Lecture: Prof. Yi Zhu, 14:30-15:30, 8, June, 2018

Date:2018-05-29Views:194

Title: Network cross-validation by edge sampling

Prof. Yi Zhu

Abstract: Many models and methods are now available for network analysis, but model selection and tuning remain challenging. Cross-validation is a useful general tool for these tasks in many settings, but is not directly applicable to networks since splitting network nodes into groups requires deleting edges and destroys some of the network structure. Here we propose a new network cross-validation strategy based on splitting edges rather than nodes, which avoids losing information and is applicable to a wide range of network problems. We provide a theoretical justification for our method in a general setting, and in particular show that the method has good asymptotic properties under the stochastic block model Numerical results on simulated networks show that our approach performs well for a number of model selection and parameter tuning tasks. We also analyze a citation network of statisticians, with meaningful research communities emerging from the analysis. This is joint work with Tianxi Li and Elizaveta Levina.

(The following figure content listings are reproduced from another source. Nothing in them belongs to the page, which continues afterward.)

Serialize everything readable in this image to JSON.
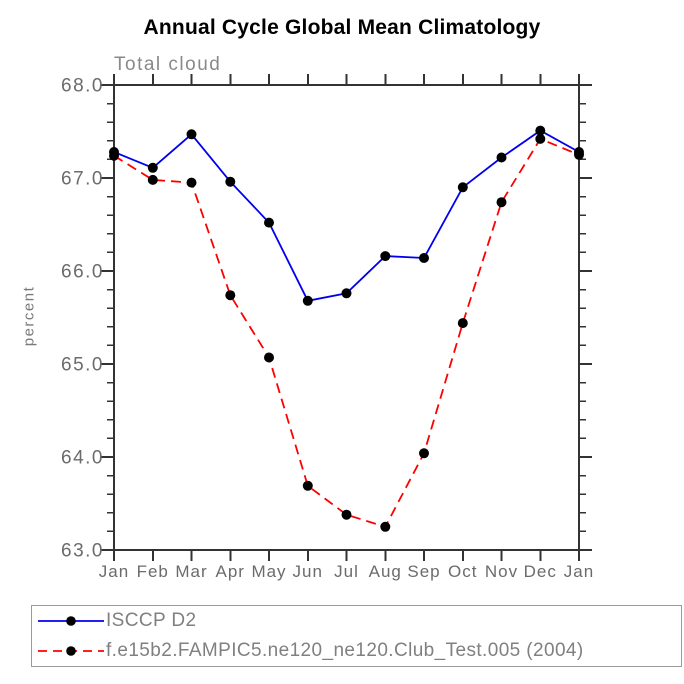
{
  "title": "Annual Cycle Global Mean Climatology",
  "chart_data": {
    "type": "line",
    "title": "Annual Cycle Global Mean Climatology",
    "subtitle": "Total cloud",
    "ylabel": "percent",
    "categories": [
      "Jan",
      "Feb",
      "Mar",
      "Apr",
      "May",
      "Jun",
      "Jul",
      "Aug",
      "Sep",
      "Oct",
      "Nov",
      "Dec",
      "Jan"
    ],
    "ylim": [
      63.0,
      68.0
    ],
    "ytick_interval_major": 1.0,
    "ytick_interval_minor": 0.2,
    "ytick_labels": [
      "63.0",
      "64.0",
      "65.0",
      "66.0",
      "67.0",
      "68.0"
    ],
    "grid": false,
    "legend_position": "bottom-left-box",
    "series": [
      {
        "name": "ISCCP D2",
        "color": "#0000ee",
        "line_style": "solid",
        "marker": "filled-circle",
        "marker_color": "#000000",
        "values": [
          67.28,
          67.11,
          67.47,
          66.96,
          66.52,
          65.68,
          65.76,
          66.16,
          66.14,
          66.9,
          67.22,
          67.51,
          67.28
        ]
      },
      {
        "name": "f.e15b2.FAMPIC5.ne120_ne120.Club_Test.005 (2004)",
        "color": "#ff0000",
        "line_style": "dashed",
        "marker": "filled-circle",
        "marker_color": "#000000",
        "values": [
          67.24,
          66.98,
          66.95,
          65.74,
          65.07,
          63.69,
          63.38,
          63.25,
          64.04,
          65.44,
          66.74,
          67.42,
          67.25
        ]
      }
    ]
  },
  "colors": {
    "background": "#ffffff",
    "title": "#000000",
    "subtitle": "#898989",
    "axis": "#333333",
    "tick_label": "#6b6b6b",
    "axis_title": "#7a7a7a",
    "legend_text": "#808080",
    "legend_border": "#9a9a9a",
    "series_observed": "#0000ee",
    "series_model": "#ff0000",
    "marker": "#000000"
  }
}
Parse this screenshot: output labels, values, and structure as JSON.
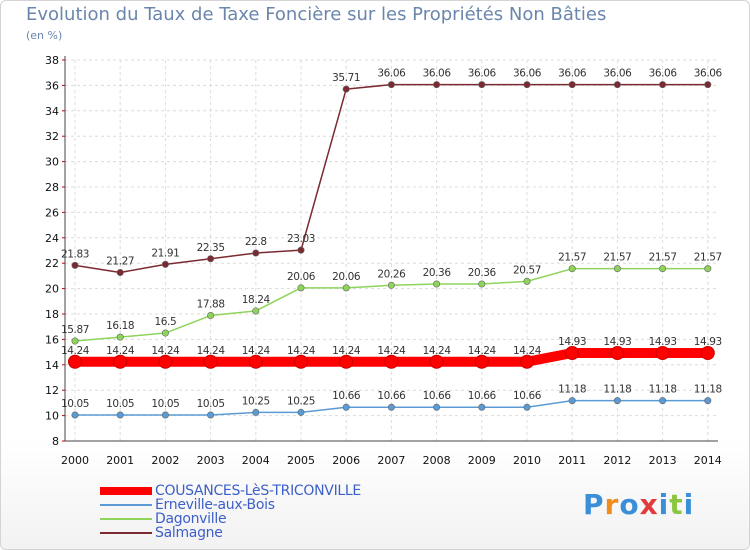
{
  "chart_data": {
    "type": "line",
    "title": "Evolution du Taux de Taxe Foncière sur les Propriétés Non Bâties",
    "ylabel": "(en %)",
    "xlabel": "",
    "x": [
      "2000",
      "2001",
      "2002",
      "2003",
      "2004",
      "2005",
      "2006",
      "2007",
      "2008",
      "2009",
      "2010",
      "2011",
      "2012",
      "2013",
      "2014"
    ],
    "ylim": [
      8,
      38
    ],
    "yticks": [
      "8",
      "10",
      "12",
      "14",
      "16",
      "18",
      "20",
      "22",
      "24",
      "26",
      "28",
      "30",
      "32",
      "34",
      "36",
      "38"
    ],
    "grid": true,
    "legend_position": "bottom-left",
    "series": [
      {
        "name": "COUSANCES-LèS-TRICONVILLE",
        "color": "#ff0000",
        "values": [
          14.24,
          14.24,
          14.24,
          14.24,
          14.24,
          14.24,
          14.24,
          14.24,
          14.24,
          14.24,
          14.24,
          14.93,
          14.93,
          14.93,
          14.93
        ],
        "labels": [
          "14.24",
          "14.24",
          "14.24",
          "14.24",
          "14.24",
          "14.24",
          "14.24",
          "14.24",
          "14.24",
          "14.24",
          "14.24",
          "14.93",
          "14.93",
          "14.93",
          "14.93"
        ]
      },
      {
        "name": "Erneville-aux-Bois",
        "color": "#5b9bd5",
        "values": [
          10.05,
          10.05,
          10.05,
          10.05,
          10.25,
          10.25,
          10.66,
          10.66,
          10.66,
          10.66,
          10.66,
          11.18,
          11.18,
          11.18,
          11.18
        ],
        "labels": [
          "10.05",
          "10.05",
          "10.05",
          "10.05",
          "10.25",
          "10.25",
          "10.66",
          "10.66",
          "10.66",
          "10.66",
          "10.66",
          "11.18",
          "11.18",
          "11.18",
          "11.18"
        ]
      },
      {
        "name": "Dagonville",
        "color": "#8ed45a",
        "values": [
          15.87,
          16.18,
          16.5,
          17.88,
          18.24,
          20.06,
          20.06,
          20.26,
          20.36,
          20.36,
          20.57,
          21.57,
          21.57,
          21.57,
          21.57
        ],
        "labels": [
          "15.87",
          "16.18",
          "16.5",
          "17.88",
          "18.24",
          "20.06",
          "20.06",
          "20.26",
          "20.36",
          "20.36",
          "20.57",
          "21.57",
          "21.57",
          "21.57",
          "21.57"
        ]
      },
      {
        "name": "Salmagne",
        "color": "#7b2a32",
        "values": [
          21.83,
          21.27,
          21.91,
          22.35,
          22.8,
          23.03,
          35.71,
          36.06,
          36.06,
          36.06,
          36.06,
          36.06,
          36.06,
          36.06,
          36.06
        ],
        "labels": [
          "21.83",
          "21.27",
          "21.91",
          "22.35",
          "22.8",
          "23.03",
          "35.71",
          "36.06",
          "36.06",
          "36.06",
          "36.06",
          "36.06",
          "36.06",
          "36.06",
          "36.06"
        ]
      }
    ]
  },
  "logo": {
    "letters": [
      "P",
      "r",
      "o",
      "x",
      "i",
      "t",
      "i"
    ],
    "colors": [
      "#3a8fd8",
      "#f28c1e",
      "#3a8fd8",
      "#e23b3b",
      "#3a8fd8",
      "#8cc63f",
      "#3a8fd8"
    ]
  }
}
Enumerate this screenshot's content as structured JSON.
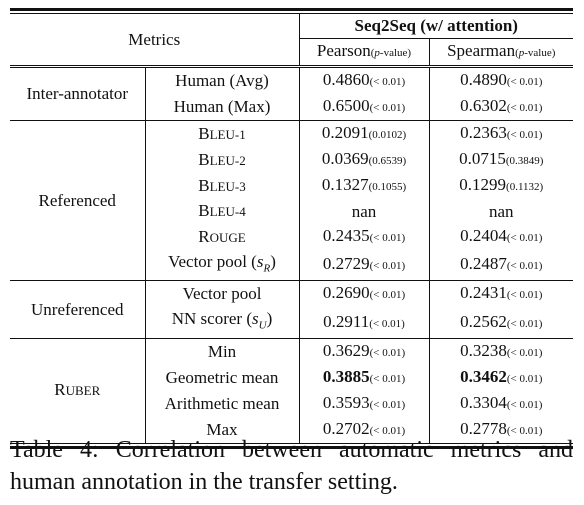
{
  "header": {
    "metrics_label": "Metrics",
    "group_label": "Seq2Seq (w/ attention)",
    "pearson_label": "Pearson",
    "pearson_sub": "(p-value)",
    "spearman_label": "Spearman",
    "spearman_sub": "(p-value)"
  },
  "groups": [
    {
      "name": "Inter-annotator",
      "rows": [
        {
          "metric": "Human (Avg)",
          "pearson": "0.4860",
          "pearson_p": "(< 0.01)",
          "spearman": "0.4890",
          "spearman_p": "(< 0.01)"
        },
        {
          "metric": "Human (Max)",
          "pearson": "0.6500",
          "pearson_p": "(< 0.01)",
          "spearman": "0.6302",
          "spearman_p": "(< 0.01)"
        }
      ]
    },
    {
      "name": "Referenced",
      "rows": [
        {
          "metric": "BLEU-1",
          "pearson": "0.2091",
          "pearson_p": "(0.0102)",
          "spearman": "0.2363",
          "spearman_p": "(< 0.01)"
        },
        {
          "metric": "BLEU-2",
          "pearson": "0.0369",
          "pearson_p": "(0.6539)",
          "spearman": "0.0715",
          "spearman_p": "(0.3849)"
        },
        {
          "metric": "BLEU-3",
          "pearson": "0.1327",
          "pearson_p": "(0.1055)",
          "spearman": "0.1299",
          "spearman_p": "(0.1132)"
        },
        {
          "metric": "BLEU-4",
          "pearson": "nan",
          "pearson_p": "",
          "spearman": "nan",
          "spearman_p": ""
        },
        {
          "metric": "ROUGE",
          "pearson": "0.2435",
          "pearson_p": "(< 0.01)",
          "spearman": "0.2404",
          "spearman_p": "(< 0.01)"
        },
        {
          "metric": "Vector pool (sR)",
          "pearson": "0.2729",
          "pearson_p": "(< 0.01)",
          "spearman": "0.2487",
          "spearman_p": "(< 0.01)"
        }
      ]
    },
    {
      "name": "Unreferenced",
      "rows": [
        {
          "metric": "Vector pool",
          "pearson": "0.2690",
          "pearson_p": "(< 0.01)",
          "spearman": "0.2431",
          "spearman_p": "(< 0.01)"
        },
        {
          "metric": "NN scorer (sU)",
          "pearson": "0.2911",
          "pearson_p": "(< 0.01)",
          "spearman": "0.2562",
          "spearman_p": "(< 0.01)"
        }
      ]
    },
    {
      "name": "RUBER",
      "rows": [
        {
          "metric": "Min",
          "pearson": "0.3629",
          "pearson_p": "(< 0.01)",
          "spearman": "0.3238",
          "spearman_p": "(< 0.01)"
        },
        {
          "metric": "Geometric mean",
          "pearson": "0.3885",
          "pearson_p": "(< 0.01)",
          "spearman": "0.3462",
          "spearman_p": "(< 0.01)"
        },
        {
          "metric": "Arithmetic mean",
          "pearson": "0.3593",
          "pearson_p": "(< 0.01)",
          "spearman": "0.3304",
          "spearman_p": "(< 0.01)"
        },
        {
          "metric": "Max",
          "pearson": "0.2702",
          "pearson_p": "(< 0.01)",
          "spearman": "0.2778",
          "spearman_p": "(< 0.01)"
        }
      ]
    }
  ],
  "caption": "Table 4: Correlation between automatic metrics and human annotation in the transfer setting."
}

Brief bio: Dr. Zhu received his B.Sc. in Physics from Peking University in China, and his Ph.D. in Statistics from Stanford University in 2003. He is now a Professor in the Department of Statistics at the University of Michigan. Dr. Zhu is recognized as a leading researcher in the areas of statistical machine learning and statistical network analysis. He is also interested in applications in science, health, engineering and business. Dr. Zhu has published more than 100+ research papers, including 90+ journal articles, 5 refereed conference articles and 7 discussions. He received a CAREER award from the National Science Foundation (USA) in 2008, and he was elected as a Fellow of the American Statistical Association in 2013 and a Fellow of the Institute of Mathematical Statistics in 2015; he also served as the Chair-Elect and Chair of the Statistical Learning and Data Mining Section of the American Statistical Association from 2011-2013.